If it all began with the Big Bang, for example -- a singular and inconceivably small point of matter and energy exploded, and in that first split second the known universe was infused with light (i.e. "let there be light") and then expanded into the riot and profusion of reality around you -- where then did it all come from? What started the Big Bang?
That's the sort of consciousness-expanding question we ought to be asking young minds, don't you agree?
I don't know if any of these things are explored in the TNR report. Perhaps they are? And if not, why not? And what do CTTC readers think about these issues, and about these profound questions?
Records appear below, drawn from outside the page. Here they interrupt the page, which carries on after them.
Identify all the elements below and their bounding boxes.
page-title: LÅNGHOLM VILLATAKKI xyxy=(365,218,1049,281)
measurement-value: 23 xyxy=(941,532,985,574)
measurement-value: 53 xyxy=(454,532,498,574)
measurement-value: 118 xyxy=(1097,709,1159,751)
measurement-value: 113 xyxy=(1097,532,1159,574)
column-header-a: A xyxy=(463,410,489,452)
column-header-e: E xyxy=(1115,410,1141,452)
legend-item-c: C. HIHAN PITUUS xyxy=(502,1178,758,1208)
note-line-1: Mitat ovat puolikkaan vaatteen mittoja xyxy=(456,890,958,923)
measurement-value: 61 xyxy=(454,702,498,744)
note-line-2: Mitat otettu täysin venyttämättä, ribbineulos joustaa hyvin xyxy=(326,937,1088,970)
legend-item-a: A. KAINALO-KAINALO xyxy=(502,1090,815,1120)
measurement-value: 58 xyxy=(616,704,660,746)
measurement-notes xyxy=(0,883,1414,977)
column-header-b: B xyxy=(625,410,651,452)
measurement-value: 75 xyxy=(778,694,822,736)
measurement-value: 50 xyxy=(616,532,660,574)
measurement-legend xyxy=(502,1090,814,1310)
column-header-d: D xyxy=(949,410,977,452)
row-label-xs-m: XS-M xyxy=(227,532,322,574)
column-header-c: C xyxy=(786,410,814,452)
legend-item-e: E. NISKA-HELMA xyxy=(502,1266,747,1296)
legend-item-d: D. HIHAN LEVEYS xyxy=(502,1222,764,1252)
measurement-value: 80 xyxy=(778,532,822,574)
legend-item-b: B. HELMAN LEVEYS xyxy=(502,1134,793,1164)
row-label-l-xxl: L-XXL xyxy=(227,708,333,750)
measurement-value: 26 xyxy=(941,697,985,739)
Don't you think George Will's closing statement in his column perfectly encapsulates the materialist worldview, which holds that we need not drag a Creator into the discussion because it's all so "grand" and "sweeping" by itself? This seems to be pretty much the Carl Sagan PBS "Cosmos" line -- complete with turtleneck-clad paeans to the billions and billions of stars.
I myself enjoyed those secular public television hymns to the cosmos in my 1970's boyhood.
But anyone who has ever endured a dark night of the soul -- and here we have to assume that most of us believe we have a soul -- can attest that this worldview ultimately fails us.
If something fails us time and again, one would think the rules of scientific experimentation would apply. Cast aside that which does not work.
Thus, "Man's Search for Meaning." Victor Frankl, who seemed to be pretty much an agnostic when it came to whether we indeed have a "soul" (he seemed to only allow that we have a "will") warned against the dangers of materialistic thinking after he established his "logotherapy" form of pscyhotherapy.
Materialism has no meaning. One must wonder why the human heart craves meaning. Perhaps we have been constructed in that way? It cannot be coincidence that the soul's strivings (which all of us feel in the wee hours) conflict with an atheist's cold musings.
Dragging an active Creator into it seems absolutely necessary.
I can tell by all of the frenzied activity on this thread that CTTC readers are EXTREMELY interested in this topic.
Does the silence on this topic mean CTTC readers are nonplussed by the long list of theories? Could care less? Anyone?